I weighed myself this morning.
First, as some of you know, I have some body dysmorphia. It co-occurs with what my doctor calls 'disordered eating' (Plus other stuff, all the root of everything-I'm a mess). That's when I eat whatever, freak out, eat less, feel happy, eat more. Yes, I also exercise, but it's not enough for the body issues. Maybe 'some' isn't the right word to describe my situation with body image.
I used to be very skinny at the beginning of the month. Then slowly, due to greasy food and my willful, blissful ignorance, I wasn't.
Yesterday, I promised 'All liquid diet this week' and 'You will both pole and run everyday'. I know the first one is idiotic, and the second one-because I've never been a runner-is just, I donno. So, bought some pressed juice, refilled my water bottles, prepped.
I assumed I weighed somewhere around 106, with my goal being 100 or less (Please, no telling me this is unreasonable or unhealthy-I'm self aware, and that's why I need to get it out.)
No, I weigh 110.
For me, the number was a blow. I need to fit into a costume! Now I may need to buy a new one! At least some new clothes, even though I have no money in the budget for it! I literally went through everything I owned today to find something for Halloween. Nothing looked right. Nothing felt right. Yesterday, my body was giving me problems on the visual end. Today that's coupled with the god damn number.

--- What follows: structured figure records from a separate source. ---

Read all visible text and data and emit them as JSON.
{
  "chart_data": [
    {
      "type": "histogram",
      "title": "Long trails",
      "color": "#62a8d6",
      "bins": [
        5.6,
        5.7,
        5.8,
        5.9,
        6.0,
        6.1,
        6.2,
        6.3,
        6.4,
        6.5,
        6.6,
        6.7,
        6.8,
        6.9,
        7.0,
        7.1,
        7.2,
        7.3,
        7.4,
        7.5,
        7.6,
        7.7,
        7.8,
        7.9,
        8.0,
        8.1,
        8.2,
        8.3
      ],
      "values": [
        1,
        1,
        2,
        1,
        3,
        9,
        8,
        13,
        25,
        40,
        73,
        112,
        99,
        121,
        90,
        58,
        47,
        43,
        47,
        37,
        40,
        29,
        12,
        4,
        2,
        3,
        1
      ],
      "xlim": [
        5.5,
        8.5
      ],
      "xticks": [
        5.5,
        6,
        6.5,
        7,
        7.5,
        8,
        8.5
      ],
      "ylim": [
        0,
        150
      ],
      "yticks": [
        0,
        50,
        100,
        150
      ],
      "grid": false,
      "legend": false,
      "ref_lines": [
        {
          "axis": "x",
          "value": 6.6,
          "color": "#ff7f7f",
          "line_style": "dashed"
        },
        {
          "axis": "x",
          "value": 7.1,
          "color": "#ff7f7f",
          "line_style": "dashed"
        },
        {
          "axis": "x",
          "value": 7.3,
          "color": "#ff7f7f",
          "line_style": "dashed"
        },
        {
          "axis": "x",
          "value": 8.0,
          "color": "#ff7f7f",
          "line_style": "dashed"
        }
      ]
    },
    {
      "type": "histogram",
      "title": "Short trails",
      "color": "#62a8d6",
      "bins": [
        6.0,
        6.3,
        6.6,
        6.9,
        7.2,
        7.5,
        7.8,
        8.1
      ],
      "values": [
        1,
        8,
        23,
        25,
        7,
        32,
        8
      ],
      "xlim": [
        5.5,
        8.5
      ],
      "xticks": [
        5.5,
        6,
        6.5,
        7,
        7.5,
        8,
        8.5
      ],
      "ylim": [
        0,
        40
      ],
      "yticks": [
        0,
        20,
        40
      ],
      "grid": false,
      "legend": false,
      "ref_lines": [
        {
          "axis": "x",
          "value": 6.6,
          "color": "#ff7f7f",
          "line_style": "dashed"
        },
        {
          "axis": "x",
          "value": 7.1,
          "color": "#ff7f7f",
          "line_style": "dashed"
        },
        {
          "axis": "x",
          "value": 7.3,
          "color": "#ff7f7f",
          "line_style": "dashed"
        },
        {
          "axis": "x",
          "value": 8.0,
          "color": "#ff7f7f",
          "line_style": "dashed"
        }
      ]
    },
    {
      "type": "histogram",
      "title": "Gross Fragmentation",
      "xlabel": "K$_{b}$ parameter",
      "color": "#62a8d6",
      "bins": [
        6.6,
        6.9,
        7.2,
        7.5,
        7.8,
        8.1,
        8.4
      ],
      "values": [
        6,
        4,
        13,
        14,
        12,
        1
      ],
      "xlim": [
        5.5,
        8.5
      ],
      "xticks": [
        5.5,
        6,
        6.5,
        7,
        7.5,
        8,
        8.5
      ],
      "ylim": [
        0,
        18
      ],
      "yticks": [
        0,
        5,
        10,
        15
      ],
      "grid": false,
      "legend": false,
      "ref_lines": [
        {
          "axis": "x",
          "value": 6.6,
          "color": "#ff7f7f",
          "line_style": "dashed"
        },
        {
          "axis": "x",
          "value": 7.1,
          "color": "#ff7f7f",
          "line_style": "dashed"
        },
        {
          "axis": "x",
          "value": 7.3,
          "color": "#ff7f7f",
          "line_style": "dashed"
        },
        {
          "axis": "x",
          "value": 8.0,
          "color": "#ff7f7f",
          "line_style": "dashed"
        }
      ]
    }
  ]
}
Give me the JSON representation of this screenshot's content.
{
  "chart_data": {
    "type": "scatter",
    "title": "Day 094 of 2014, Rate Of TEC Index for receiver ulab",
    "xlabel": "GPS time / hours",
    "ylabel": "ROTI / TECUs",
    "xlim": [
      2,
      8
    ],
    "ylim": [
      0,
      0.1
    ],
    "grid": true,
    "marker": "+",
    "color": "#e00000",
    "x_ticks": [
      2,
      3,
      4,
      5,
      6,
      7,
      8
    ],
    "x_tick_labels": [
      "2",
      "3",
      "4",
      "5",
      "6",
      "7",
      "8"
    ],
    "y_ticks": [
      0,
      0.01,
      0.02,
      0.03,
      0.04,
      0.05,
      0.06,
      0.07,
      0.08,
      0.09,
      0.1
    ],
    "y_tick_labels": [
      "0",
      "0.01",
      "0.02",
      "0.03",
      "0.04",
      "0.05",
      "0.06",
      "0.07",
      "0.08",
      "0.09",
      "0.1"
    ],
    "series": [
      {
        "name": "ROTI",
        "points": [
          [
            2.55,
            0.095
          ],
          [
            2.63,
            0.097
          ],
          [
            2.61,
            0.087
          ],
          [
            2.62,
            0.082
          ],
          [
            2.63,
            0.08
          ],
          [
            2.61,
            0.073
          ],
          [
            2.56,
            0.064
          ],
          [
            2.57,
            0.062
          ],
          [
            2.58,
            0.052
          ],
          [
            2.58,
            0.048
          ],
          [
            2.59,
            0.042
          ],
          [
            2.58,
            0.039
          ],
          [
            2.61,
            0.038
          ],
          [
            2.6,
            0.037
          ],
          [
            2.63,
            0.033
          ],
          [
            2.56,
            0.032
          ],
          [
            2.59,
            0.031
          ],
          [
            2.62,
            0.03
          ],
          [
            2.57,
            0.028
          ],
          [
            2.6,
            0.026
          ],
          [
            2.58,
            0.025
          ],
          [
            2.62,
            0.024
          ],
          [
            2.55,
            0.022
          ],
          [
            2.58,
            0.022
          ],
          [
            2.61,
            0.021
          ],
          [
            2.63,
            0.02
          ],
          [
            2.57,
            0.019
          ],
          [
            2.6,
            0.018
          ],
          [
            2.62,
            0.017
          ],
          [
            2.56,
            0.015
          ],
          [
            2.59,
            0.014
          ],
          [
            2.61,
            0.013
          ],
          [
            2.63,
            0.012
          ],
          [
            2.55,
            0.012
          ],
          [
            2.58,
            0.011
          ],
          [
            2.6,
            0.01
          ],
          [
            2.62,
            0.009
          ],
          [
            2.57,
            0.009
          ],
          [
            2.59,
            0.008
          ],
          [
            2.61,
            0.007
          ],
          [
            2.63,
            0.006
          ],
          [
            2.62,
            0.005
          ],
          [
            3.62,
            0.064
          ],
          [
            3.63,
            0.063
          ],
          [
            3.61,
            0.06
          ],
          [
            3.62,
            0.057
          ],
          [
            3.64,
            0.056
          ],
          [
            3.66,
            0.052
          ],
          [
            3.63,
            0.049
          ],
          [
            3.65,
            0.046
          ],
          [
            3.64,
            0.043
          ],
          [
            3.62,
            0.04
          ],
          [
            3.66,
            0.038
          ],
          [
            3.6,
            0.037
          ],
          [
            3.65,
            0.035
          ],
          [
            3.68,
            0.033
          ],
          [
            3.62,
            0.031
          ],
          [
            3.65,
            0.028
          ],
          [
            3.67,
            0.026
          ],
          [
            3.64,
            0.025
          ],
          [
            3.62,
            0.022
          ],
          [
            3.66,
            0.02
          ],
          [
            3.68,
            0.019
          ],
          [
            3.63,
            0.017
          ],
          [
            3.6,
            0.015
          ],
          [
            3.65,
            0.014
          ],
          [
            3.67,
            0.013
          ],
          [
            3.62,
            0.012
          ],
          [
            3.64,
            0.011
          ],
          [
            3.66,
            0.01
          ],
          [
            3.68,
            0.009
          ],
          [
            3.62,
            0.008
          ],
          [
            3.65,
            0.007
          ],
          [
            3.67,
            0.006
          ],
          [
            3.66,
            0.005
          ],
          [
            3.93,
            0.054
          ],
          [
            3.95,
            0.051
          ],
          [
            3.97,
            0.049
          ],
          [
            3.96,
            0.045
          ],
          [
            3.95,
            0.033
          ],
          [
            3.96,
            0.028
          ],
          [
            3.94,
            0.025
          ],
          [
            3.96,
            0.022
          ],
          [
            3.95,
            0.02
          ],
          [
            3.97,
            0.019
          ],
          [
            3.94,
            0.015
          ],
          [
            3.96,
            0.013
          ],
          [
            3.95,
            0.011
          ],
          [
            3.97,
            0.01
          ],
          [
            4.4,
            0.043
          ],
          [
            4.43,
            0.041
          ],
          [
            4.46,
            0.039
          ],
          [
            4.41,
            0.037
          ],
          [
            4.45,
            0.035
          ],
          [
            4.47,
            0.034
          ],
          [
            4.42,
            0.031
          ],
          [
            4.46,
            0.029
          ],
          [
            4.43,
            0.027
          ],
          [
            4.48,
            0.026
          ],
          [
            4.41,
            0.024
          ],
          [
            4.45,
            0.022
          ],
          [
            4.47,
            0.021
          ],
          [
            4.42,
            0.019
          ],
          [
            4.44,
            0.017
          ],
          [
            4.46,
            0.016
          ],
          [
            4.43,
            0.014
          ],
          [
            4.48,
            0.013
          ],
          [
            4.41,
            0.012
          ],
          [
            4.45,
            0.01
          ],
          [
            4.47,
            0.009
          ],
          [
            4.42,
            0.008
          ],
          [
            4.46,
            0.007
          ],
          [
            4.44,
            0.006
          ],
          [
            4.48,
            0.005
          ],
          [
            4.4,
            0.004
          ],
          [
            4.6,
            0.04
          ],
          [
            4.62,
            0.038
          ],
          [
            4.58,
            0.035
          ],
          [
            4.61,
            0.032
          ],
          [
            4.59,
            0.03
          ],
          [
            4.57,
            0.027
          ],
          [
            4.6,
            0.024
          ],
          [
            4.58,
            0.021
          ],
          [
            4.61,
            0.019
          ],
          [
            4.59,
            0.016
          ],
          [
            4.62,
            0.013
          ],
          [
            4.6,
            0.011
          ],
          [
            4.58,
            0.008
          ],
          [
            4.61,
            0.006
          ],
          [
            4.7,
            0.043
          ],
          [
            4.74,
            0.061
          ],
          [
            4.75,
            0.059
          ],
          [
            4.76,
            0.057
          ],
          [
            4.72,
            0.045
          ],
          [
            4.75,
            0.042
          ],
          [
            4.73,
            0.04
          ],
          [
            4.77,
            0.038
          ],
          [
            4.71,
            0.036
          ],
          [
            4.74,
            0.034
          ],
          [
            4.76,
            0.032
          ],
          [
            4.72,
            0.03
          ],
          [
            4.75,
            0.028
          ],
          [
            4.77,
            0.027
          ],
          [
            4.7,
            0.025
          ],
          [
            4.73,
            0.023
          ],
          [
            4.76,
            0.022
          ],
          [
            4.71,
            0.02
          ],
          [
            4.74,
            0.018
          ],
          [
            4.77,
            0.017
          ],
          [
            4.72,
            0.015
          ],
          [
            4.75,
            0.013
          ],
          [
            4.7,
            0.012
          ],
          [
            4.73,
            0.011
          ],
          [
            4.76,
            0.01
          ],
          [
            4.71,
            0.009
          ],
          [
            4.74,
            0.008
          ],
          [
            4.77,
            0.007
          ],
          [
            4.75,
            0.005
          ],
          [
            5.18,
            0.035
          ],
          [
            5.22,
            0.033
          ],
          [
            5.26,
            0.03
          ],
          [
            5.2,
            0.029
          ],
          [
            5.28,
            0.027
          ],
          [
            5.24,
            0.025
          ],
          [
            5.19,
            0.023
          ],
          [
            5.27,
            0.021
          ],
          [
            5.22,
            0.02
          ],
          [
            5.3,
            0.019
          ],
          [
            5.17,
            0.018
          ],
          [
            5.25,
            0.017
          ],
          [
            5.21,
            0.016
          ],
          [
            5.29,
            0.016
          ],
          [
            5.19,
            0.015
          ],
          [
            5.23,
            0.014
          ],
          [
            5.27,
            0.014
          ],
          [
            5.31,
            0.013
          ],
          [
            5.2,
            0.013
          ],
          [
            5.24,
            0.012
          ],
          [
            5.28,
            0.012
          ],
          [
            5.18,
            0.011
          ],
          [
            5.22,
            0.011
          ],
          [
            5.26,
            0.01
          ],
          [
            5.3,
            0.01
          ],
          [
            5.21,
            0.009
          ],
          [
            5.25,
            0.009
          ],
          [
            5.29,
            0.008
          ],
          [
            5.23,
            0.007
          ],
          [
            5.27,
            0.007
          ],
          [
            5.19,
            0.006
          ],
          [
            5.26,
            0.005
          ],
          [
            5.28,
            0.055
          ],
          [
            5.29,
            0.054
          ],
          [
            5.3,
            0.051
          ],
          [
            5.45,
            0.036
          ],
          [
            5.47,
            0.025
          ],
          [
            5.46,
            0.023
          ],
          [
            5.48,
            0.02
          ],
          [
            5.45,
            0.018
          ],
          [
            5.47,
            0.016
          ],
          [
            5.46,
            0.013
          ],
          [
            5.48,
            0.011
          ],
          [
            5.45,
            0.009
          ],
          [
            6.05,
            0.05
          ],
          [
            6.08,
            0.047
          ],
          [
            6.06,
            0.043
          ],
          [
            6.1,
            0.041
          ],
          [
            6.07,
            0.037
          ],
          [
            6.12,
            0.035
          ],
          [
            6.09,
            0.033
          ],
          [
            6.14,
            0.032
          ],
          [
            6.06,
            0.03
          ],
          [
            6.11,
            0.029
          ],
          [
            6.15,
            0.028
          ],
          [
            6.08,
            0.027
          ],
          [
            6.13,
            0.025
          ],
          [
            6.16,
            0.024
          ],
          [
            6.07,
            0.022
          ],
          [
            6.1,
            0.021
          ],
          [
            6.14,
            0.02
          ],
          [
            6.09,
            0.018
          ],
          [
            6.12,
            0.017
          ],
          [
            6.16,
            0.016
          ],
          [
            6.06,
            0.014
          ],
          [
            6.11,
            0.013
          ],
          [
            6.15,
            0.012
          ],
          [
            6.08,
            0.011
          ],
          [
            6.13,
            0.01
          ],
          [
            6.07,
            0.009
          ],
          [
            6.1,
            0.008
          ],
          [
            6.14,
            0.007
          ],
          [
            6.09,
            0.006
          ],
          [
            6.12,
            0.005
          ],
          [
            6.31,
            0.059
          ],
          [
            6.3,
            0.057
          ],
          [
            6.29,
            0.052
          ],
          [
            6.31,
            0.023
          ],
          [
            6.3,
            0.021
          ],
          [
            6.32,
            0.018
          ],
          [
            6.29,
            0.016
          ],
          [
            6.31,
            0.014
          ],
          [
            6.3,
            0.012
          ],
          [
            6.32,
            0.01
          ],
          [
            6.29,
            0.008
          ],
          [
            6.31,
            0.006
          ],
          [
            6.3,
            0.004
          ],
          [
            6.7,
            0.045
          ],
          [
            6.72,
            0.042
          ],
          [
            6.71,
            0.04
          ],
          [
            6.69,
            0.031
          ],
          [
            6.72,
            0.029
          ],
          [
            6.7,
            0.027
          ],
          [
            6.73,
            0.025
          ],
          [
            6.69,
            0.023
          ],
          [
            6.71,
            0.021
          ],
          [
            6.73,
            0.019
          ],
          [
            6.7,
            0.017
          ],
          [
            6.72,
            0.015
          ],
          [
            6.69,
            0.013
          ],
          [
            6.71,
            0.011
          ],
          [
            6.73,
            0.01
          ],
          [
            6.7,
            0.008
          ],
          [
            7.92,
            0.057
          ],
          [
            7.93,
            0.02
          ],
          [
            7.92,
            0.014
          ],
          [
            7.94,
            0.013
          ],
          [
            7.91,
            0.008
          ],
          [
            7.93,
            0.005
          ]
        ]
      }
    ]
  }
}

And then, because I cope in motherfucking maladaptive ways: I ate half a box of cookies. I threw them all out, and now I'm disgusted with myself.
I have to do this-get rid of excess weight-the hard way. In four days. That's not possible, in a scientific sense, unless I can summon the motivation to exercise heavily three times a day and drink only water, and pray that my prescribed Addy kicks into overdrive (Yes, I know that's really unhealthy thinking.)
I'm going to go for a run tonight when it's dark, after I see my doctor. I'll do a million crunches. I'll dance until the pole falls down.
Right now though, I want to sit very still, in one place, and cry.
Needed to get it all out, and, please-don't judge me or preach to me. I absolutely know that this is a problem. I'm getting help. I just want this feeling to go away along with the weight.